In our case, the patient initially responded to corticosteroids with temporary symptom relief, which likely masked the underlying suppurative infection. However, the subsequent rise in inflammatory markers and worsening clinical status prompted reevaluation. This highlights the importance of maintaining clinical vigilance when managing presumed SAT, particularly in pediatric patients. When the diagnosis is unclear, FNA should be performed to identify purulent material or obtain cultures (1, 8). Even in the absence of obvious fluid collections, FNA washout may yield diagnostic evidence of infection. In our case, a combination of ultrasound-guided FNA and contrast-enhanced CT established the diagnosis of AST.
AST is typically caused by oral flora, with gram-positive cocci being the most common pathogen (5). However, anaerobic and polymicrobial infections occur in up to 30% of cases (9). Therefore, empirical antibiotic regimens should thus cover both aerobic and anaerobic organisms. First-line agents include penicillin and clindamycin (6), although resistance must be considered. In our case, empirical use of clindamycin initially showed poor results. Considering the possibility of resistant strains, the collected pus culture revealed Eikenella corrodens—a facultative anaerobic gram-negative bacillus that rarely causes thyroid infections.
Eikenella corrodens is part of the normal flora of the oral cavity, upper respiratory tract, gastrointestinal tract, and genitourinary tract. It can act as an opportunistic pathogen, especially in immunocompromised hosts, such as those with diabetes, cancer, HIV, or oral injuries, and is known to cause deep-seated abscesses (10). It is generally susceptible to ampicillin and chloramphenicol but resistant to first-generation cephalosporins and clindamycin (11). In our patient, fever resolution following appropriate antibiotic adjustment and drainage highlights the importance of tailoring therapy based on culture results. This underscores the importance of tailoring antibiotic therapy based on accurate pathogen identification. For bacteria like Eikenella corrodens, which require specific culture conditions and longer incubation times, we must learn from experience. When some broad-spectrum antibiotic treatment is ineffective, considering the presence of rare opportunistic pathogens and promptly adjusting antibiotic regimens is crucial to preventing infection exacerbation. The effectiveness of adjusted antibiotic therapy in this case is a testament to this approach.

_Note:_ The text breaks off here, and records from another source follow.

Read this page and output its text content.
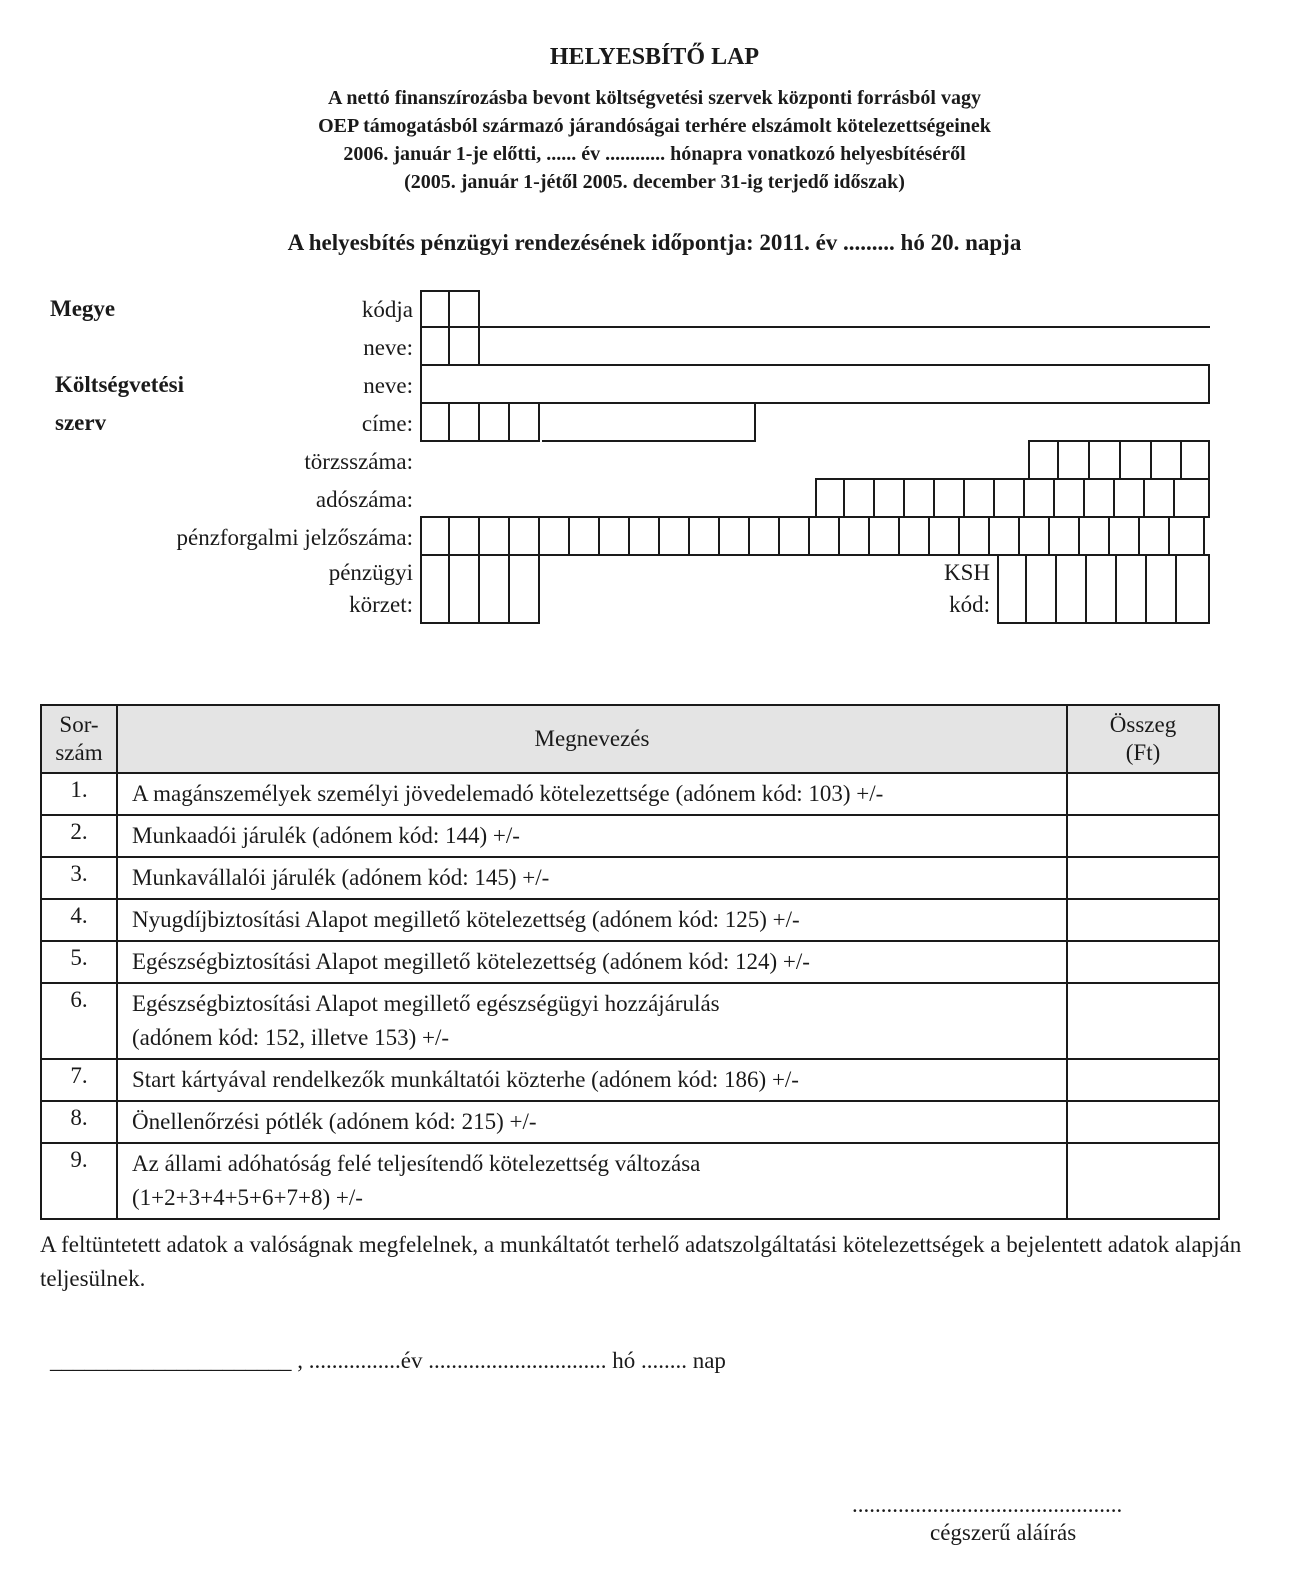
HELYESBÍTŐ LAP
A nettó finanszírozásba bevont költségvetési szervek központi forrásból vagy
OEP támogatásból származó járandóságai terhére elszámolt kötelezettségeinek
2006. január 1-je előtti, ...... év ............ hónapra vonatkozó helyesbítéséről
(2005. január 1-jétől 2005. december 31-ig terjedő időszak)
A helyesbítés pénzügyi rendezésének időpontja: 2011. év ......... hó 20. napja
Megye
Költségvetési
szerv
kódja
neve:
neve:
címe:
törzsszáma:
adószáma:
pénzforgalmi jelzőszáma:
pénzügyi
körzet:
KSH
kód:
Sor-
szám	Megnevezés	Összeg
(Ft)
1.	A magánszemélyek személyi jövedelemadó kötelezettsége (adónem kód: 103) +/-	
2.	Munkaadói járulék (adónem kód: 144) +/-	
3.	Munkavállalói járulék (adónem kód: 145) +/-	
4.	Nyugdíjbiztosítási Alapot megillető kötelezettség (adónem kód: 125) +/-	
5.	Egészségbiztosítási Alapot megillető kötelezettség (adónem kód: 124) +/-	
6.	Egészségbiztosítási Alapot megillető egészségügyi hozzájárulás
(adónem kód: 152, illetve 153) +/-	
7.	Start kártyával rendelkezők munkáltatói közterhe (adónem kód: 186) +/-	
8.	Önellenőrzési pótlék (adónem kód: 215) +/-	
9.	Az állami adóhatóság felé teljesítendő kötelezettség változása
(1+2+3+4+5+6+7+8) +/-	
A feltüntetett adatok a valóságnak megfelelnek, a munkáltatót terhelő adatszolgáltatási kötelezettségek a bejelentett adatok alapján teljesülnek.
_____________________ , ................év ............................... hó ........ nap
...............................................
cégszerű aláírás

Despite initial improvement, the patient experienced recurrent neck abscesses, prompting further investigation into the underlying etiology. Thyroid abscess in children is a rare complication of AST. This is primarily due to the thyroid's encapsulation, high iodine concentration, rich lymphatic drainage, and dual blood supply, which confer strong resistance to infection, unless underlying anomalies are present, acute inflammation is unlikely to occur (5, 12). Microorganisms found in pediatric AST are typically part of the normal oropharyngeal flora. In children with normal immune function, local upper respiratory tract flora can spread to the perithyroidal space and thyroid through fistulas (13). These fistulas include thyroglossal duct remnants, preexisting thyroid disease, or trauma, with the most common factor being PSF, which is a remnant of the third and fourth branchial pouches (12). Considering the absence of underlying thyroid disease and trauma in this case, the susceptibility to AST may be due to the presence of embryonic remnants of the third or fourth branchial cleft.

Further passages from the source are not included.